Suasana siang itu berubah tegang ketika beberapa petugas Badan Pengawas Obat dan Makanan (BPOM) datang ke sebuah rumah produksi pangan skala mikro milik seorang pelaku usaha, sebut saja Bobi. 

Sidak yang dimulai pukul 11 siang baru berakhir menjelang malam. Hasilnya, sebagian produk milik Bobi disita, dan bisnis yang telah berjalan selama 18 tahun itu disegel sementara waktu hingga izin edarnya keluar.

Bobi, bukan nama sebenarnya, telah mengoperasikan bisnis makanan olahan kemasan dari susu yang berlokasi di Kota Tangerang. Produknya sudah pernah berizin edar, tapi masa berlakunya habis pada 2024 lalu. Ia belum sempat memperpanjang izin edar BPOM karena kendala sumber daya tenaga dan waktu. 


Antara Patuh pada Regulasi dan Keterbatasan SDM

Bobi bukan tak tahu aturan. Ia sadar izin edar harus diperpanjang. Namun begitu masa izin edar habis, persoalan muncul. Perpanjangan izin tak hanya sekadar mengisi formulir. Ada sekitar 30 dokumen yang mesti ia siapkan, mulai dari dokumen SOP, kandungan gizi, hingga manajemen risiko pangan.

Bagi perusahaan besar, dokumen semacam itu bisa ditangani oleh tim legal dan produksi. Namun bagi usaha mikro yang hanya dijalankan pemilik bersama seorang karyawan, tuntutan itu terasa mustahil.
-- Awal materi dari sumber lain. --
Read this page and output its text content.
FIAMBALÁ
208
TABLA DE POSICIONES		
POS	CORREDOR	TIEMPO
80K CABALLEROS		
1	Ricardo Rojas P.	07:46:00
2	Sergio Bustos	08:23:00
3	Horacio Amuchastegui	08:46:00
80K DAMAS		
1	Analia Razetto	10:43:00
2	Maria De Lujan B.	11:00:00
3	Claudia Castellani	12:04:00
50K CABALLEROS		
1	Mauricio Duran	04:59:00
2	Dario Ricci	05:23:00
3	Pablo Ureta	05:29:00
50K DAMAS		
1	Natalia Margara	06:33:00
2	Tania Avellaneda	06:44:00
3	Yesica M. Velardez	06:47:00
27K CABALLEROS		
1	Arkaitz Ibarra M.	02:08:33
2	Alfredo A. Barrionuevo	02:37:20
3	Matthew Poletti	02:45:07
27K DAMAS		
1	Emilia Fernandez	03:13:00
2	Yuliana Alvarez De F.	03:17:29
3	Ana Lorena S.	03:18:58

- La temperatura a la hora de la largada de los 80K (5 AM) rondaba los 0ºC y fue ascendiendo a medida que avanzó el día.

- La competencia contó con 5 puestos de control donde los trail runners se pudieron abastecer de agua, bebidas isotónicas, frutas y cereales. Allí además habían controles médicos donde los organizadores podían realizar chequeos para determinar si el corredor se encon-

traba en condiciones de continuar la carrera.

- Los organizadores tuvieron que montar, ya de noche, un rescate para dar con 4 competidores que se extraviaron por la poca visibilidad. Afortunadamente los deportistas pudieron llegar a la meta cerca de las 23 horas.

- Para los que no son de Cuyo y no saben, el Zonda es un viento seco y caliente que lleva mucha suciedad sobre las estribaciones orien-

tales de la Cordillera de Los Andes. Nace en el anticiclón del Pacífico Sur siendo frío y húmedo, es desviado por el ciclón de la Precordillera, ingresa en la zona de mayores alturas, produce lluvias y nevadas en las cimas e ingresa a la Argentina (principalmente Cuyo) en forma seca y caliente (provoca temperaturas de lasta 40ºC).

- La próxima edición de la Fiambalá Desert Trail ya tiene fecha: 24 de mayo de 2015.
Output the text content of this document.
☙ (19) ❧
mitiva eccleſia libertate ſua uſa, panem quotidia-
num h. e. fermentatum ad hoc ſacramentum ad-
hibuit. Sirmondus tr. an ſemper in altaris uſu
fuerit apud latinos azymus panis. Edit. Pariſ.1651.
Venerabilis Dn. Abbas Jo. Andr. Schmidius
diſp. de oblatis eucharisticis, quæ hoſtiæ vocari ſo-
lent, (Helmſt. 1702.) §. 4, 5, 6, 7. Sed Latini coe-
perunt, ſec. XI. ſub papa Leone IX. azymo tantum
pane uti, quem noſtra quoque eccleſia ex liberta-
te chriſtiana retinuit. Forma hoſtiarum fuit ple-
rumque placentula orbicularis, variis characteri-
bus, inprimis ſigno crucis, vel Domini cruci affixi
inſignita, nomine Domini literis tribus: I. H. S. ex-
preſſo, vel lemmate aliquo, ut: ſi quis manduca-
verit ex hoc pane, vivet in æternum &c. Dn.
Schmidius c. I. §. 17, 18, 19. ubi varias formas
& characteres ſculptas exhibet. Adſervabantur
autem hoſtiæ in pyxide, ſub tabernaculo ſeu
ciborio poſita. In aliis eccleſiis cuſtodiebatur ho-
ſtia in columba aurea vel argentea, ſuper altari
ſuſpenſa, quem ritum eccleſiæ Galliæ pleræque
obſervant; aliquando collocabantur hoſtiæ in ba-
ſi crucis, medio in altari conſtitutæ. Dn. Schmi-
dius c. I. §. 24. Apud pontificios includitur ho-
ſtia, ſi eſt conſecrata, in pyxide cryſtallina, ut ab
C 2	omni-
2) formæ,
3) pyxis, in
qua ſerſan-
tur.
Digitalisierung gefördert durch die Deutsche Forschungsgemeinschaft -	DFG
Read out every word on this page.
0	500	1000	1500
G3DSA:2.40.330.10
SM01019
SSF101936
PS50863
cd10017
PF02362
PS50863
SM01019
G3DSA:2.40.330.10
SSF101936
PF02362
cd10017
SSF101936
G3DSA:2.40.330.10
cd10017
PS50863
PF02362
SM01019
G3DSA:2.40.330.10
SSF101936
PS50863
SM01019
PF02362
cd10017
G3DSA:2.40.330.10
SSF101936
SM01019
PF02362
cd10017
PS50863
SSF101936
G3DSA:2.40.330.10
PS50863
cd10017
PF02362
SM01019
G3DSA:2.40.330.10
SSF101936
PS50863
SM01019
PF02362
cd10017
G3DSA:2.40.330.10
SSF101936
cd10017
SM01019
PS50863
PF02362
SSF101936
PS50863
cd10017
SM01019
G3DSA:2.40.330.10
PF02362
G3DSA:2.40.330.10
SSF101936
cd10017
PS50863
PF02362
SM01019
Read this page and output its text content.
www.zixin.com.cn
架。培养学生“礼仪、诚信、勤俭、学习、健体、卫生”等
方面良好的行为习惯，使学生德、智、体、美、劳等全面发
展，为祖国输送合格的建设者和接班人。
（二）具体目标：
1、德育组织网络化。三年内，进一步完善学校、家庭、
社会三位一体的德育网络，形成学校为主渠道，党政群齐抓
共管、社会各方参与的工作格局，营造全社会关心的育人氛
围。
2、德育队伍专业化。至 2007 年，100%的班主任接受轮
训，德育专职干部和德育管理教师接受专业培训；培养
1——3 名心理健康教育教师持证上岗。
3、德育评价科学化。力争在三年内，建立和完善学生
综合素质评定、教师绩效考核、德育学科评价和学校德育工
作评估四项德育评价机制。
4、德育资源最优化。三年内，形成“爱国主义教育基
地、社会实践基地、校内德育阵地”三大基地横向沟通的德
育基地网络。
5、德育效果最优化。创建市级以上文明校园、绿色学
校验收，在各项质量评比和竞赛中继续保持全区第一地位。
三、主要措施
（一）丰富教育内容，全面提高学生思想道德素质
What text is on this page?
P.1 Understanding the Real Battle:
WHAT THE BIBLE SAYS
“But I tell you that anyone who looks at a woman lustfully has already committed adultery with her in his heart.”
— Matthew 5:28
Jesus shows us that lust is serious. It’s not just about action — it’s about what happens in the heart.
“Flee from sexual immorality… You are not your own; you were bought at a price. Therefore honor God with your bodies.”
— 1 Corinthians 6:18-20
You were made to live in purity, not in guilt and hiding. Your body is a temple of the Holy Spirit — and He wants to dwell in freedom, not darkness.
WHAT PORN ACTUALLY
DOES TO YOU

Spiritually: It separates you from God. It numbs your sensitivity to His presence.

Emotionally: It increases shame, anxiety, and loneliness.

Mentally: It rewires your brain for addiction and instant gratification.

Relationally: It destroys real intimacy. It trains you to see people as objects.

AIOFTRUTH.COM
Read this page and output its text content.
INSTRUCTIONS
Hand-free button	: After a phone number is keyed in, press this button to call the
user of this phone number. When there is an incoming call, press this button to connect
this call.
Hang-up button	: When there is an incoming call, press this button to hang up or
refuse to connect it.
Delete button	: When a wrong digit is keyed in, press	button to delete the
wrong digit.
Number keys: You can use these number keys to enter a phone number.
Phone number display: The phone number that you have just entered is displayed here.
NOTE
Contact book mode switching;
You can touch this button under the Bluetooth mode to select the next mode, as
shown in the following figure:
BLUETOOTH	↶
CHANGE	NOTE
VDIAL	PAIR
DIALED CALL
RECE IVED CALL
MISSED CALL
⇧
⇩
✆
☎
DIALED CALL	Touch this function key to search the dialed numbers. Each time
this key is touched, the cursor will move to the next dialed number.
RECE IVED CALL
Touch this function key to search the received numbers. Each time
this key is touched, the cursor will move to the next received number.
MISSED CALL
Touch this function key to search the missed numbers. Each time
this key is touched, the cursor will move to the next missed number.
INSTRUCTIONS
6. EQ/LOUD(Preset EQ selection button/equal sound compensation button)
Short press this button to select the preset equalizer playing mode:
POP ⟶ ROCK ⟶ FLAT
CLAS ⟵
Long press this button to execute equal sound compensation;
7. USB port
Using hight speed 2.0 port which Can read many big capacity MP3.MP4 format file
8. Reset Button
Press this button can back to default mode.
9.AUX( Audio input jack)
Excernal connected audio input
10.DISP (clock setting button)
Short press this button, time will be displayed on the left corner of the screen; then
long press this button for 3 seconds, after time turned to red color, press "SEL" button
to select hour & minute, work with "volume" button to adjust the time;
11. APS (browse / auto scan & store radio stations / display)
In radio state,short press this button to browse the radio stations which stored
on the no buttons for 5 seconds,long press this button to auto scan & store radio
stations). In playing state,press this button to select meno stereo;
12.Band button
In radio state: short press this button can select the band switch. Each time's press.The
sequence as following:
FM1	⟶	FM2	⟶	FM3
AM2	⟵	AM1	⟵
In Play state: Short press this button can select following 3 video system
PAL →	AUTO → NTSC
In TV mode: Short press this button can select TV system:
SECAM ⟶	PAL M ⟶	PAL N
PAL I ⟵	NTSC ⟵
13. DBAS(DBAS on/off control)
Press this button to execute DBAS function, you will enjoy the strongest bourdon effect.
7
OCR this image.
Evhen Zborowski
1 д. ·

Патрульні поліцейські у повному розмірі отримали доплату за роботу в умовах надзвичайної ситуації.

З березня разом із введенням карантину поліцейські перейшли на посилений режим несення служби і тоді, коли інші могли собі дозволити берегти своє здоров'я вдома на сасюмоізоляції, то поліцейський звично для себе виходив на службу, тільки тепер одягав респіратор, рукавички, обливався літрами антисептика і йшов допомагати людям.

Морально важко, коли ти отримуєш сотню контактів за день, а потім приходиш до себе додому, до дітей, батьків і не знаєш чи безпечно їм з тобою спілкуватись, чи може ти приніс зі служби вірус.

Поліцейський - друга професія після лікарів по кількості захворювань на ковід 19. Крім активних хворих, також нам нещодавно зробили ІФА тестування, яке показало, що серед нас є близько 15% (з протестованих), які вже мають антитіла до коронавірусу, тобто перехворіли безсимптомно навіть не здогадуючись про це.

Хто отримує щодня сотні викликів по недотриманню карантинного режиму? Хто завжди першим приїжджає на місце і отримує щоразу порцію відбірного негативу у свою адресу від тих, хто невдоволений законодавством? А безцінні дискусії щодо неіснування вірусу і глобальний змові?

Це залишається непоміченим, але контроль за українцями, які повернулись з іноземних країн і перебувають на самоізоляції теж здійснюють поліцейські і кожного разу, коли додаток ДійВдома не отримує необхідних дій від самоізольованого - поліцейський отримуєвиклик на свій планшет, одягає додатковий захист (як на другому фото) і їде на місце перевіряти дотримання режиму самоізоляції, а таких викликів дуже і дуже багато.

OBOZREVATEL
Sejak 2024 lalu, Bobi sudah mencicil dokumen-dokumen yang diperlukan untuk perpanjangan izin edar, tetapi karena keterbatasan waktu dan tenaga proses pengurusannya sempat tersendat. 

“Waktu itu usaha saya sedang turun, saya harus pindah pabrik karena gak sanggup bayar sewa tahunan. Saya pindah ke tempat lain yang bisa bayar sewa bulanan. Karena sibuk ngurus pindah itu, ngurus perpanjangan izin edarnya tertunda” terang Bobi.  

Bobi sudah pernah mengikuti program sosialisasi dari BPOM, bukti jika ia serius mau mematuhi izin edar yang diwajibkan pemerintah untuk produk pangan. Karenanya, ia menyayangkan sikap petugas BPOM yang langsung main segel bisnisnya tanpa bertanya kendala yang dihadapinya. 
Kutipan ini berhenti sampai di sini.